Cloning, heterologous expression and characterization of ascorbate peroxidase (APX) gene in laticifer cells of rubber tree (Hevea brasiliensis Muell. Arg.).

Ascorbate peroxidases (APXs) are a kind of crucial enzymes for removing reactive oxygen species (ROS) in plant cell. In the present study, a full-length cDNA encoding an APX, designated HbAPX, was isolated from Hevea brasiliensis by the rapid amplification of cDNA ends (RACE) method. HbAPX was 1174-bp in length and contained a 912-bp open reading frame (ORF) encoding a putative protein of 304 amino acids.
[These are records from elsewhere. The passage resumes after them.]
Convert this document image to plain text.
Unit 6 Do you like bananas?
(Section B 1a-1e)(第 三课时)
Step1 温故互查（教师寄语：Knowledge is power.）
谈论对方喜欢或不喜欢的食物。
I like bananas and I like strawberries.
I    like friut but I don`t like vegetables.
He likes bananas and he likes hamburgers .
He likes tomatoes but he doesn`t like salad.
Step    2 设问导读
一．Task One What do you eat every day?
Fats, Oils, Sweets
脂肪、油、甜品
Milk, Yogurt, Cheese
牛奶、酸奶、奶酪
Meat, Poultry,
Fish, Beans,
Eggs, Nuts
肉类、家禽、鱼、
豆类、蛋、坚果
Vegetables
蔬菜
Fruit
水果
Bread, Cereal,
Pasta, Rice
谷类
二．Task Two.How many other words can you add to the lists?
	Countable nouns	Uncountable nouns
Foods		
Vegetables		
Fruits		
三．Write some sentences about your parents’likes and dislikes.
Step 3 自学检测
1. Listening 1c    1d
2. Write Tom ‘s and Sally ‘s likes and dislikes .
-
The predicted molecular mass of HbAPX was 27.6 kDa (kDa) with an isoelectric point (pI) of 6.73. The phylogenetic analysis showed that HbAPX belonged to the cytosolic subgroup and was more relative to PtAPX and MdAPX2. By using PlantCare online analysis, such cis-acting elements as W-box and MRE were detected in the promoter region of HbAPX. Overproduction of recombinant HbAPX protein either in Escherichia coli or yeast enhanced their tolerance to such abiotic stresses as Cu(2+), Zn(2+), Na(2+) and hydrogen peroxide (H2O2). Ethrel application significantly down-regulated the expression of HbAPX and inhibited the activity of HbAPX in vivo. The ethrel-caused down-regulation of HbAPX may disturb the redox homeostasis in laticifer cells of rubber tree.